Olive roots are shallow, horizontal, and not aggressive. They spread as wide as the canopy and rarely damage foundations or pavement. That makes them safe for planting near structures and excellent candidates for large containers. Site in-ground trees a minimum of 20 feet apart, and plant the root ball slightly higher than the surrounding grade — olive trees cannot tolerate sitting in wet soil.

If you need to move a mature tree, recovery takes roughly one year per inch of trunk diameter. A four-inch trunk means four years before the tree fully re-establishes.

Growth Factor In-Ground Potted
Mature height (typical) 20–30 ft 5–6 ft
Years to mature height ~15 years As shaped
Annual young growth 12–24 inches Varies by pot size
Min tree spacing 20 ft N/A
Root aggression Low, non-invasive None, fully contained
Cold tolerance ~10°F (topped only) 28°F (root zone barely insulated)
Pruning style Can keep at 20 ft Large bonsai, any shape/size

Olive Tree Size: Checklist for Deciding Where to Plant

Before picking a spot for your olive tree, run through these questions to match the tree’s size to your space.

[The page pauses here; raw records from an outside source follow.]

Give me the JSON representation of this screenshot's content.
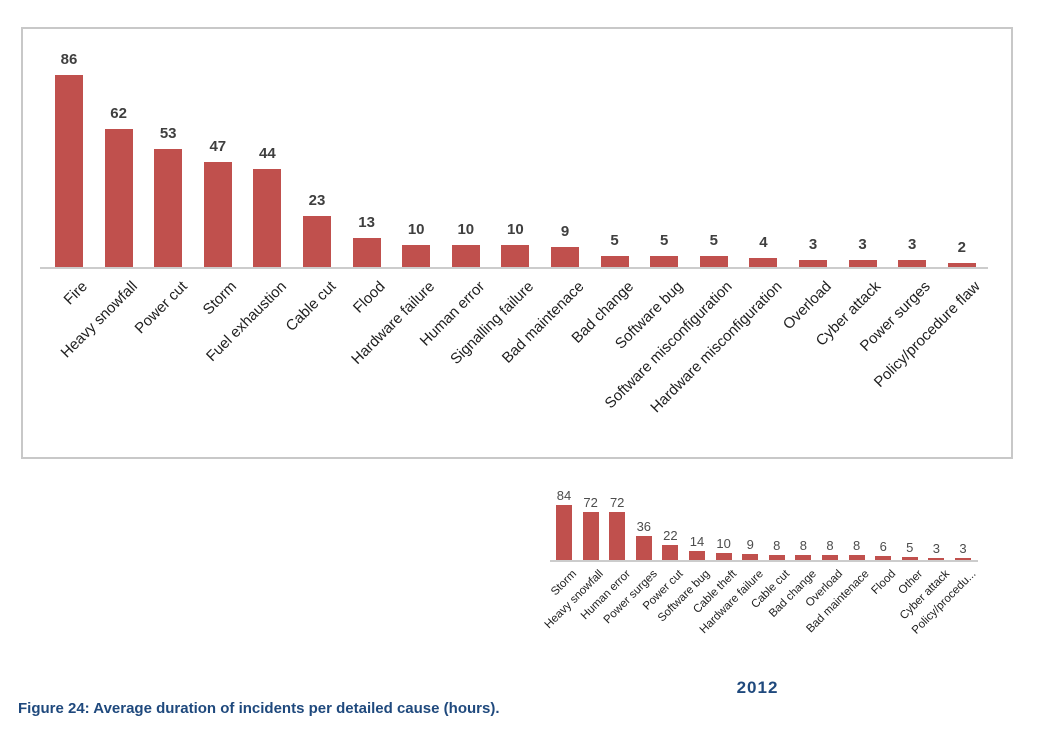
{
  "page": {
    "caption": "Figure 24: Average duration of incidents per detailed cause (hours)."
  },
  "colors": {
    "bar": "#c0504d",
    "box_border": "#c8c8c8",
    "axis_line": "#cccccc",
    "value_label_top": "#3f3f3f",
    "value_label_bottom": "#4d4d4d",
    "x_label": "#1f1f1f",
    "caption_blue": "#1f497d"
  },
  "chart_data": [
    {
      "type": "bar",
      "title": "",
      "categories": [
        "Fire",
        "Heavy snowfall",
        "Power cut",
        "Storm",
        "Fuel exhaustion",
        "Cable cut",
        "Flood",
        "Hardware failure",
        "Human error",
        "Signalling failure",
        "Bad maintenace",
        "Bad change",
        "Software bug",
        "Software misconfiguration",
        "Hardware misconfiguration",
        "Overload",
        "Cyber attack",
        "Power surges",
        "Policy/procedure flaw"
      ],
      "values": [
        86,
        62,
        53,
        47,
        44,
        23,
        13,
        10,
        10,
        10,
        9,
        5,
        5,
        5,
        4,
        3,
        3,
        3,
        2
      ],
      "xlabel": "",
      "ylabel": "",
      "ylim": [
        0,
        90
      ],
      "grid": false,
      "legend": false,
      "value_labels": true,
      "bar_color": "#c0504d",
      "x_tick_rotation": 45
    },
    {
      "type": "bar",
      "title": "2012",
      "categories": [
        "Storm",
        "Heavy snowfall",
        "Human error",
        "Power surges",
        "Power cut",
        "Software bug",
        "Cable theft",
        "Hardware failure",
        "Cable cut",
        "Bad change",
        "Overload",
        "Bad maintenace",
        "Flood",
        "Other",
        "Cyber attack",
        "Policy/procedu..."
      ],
      "values": [
        84,
        72,
        72,
        36,
        22,
        14,
        10,
        9,
        8,
        8,
        8,
        8,
        6,
        5,
        3,
        3
      ],
      "xlabel": "",
      "ylabel": "",
      "ylim": [
        0,
        90
      ],
      "grid": false,
      "legend": false,
      "value_labels": true,
      "bar_color": "#c0504d",
      "x_tick_rotation": 45
    }
  ]
}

  • Is the planting site clear of structures and paved areas? In-ground trees need 20+ feet of open canopy space.
  • Do you need a harvestable tree or just an ornamental? Fruiting slows height growth, so a producing tree may stay shorter.
  • Is your soil well-drained and full-sun? Poor soil and shade both reduce final height.
  • Are you comfortable pruning every year? Potted trees need annual shaping; in-ground trees need attention every few years.
  • Is the variety suited to your space? A Manzanillo needs more room than a Bamabaling hedge variety.

An olive tree is one of the few plants that works equally well as a 50-foot landscape anchor or a 3-foot patio accent. The size you get depends entirely on where you put it and how you treat it.

A potted tree stays small because the container limits the roots and you control the shape with pruners. A ground-planted tree grows to its full potential, but even that can be kept shorter with regular cuts. Either way, the tree adapts to the space you give it, and it will live for decades without outgrowing its welcome.

Olive trees are nontoxic to people and pets, safe for pots near patios, and their roots don’t threaten foundations.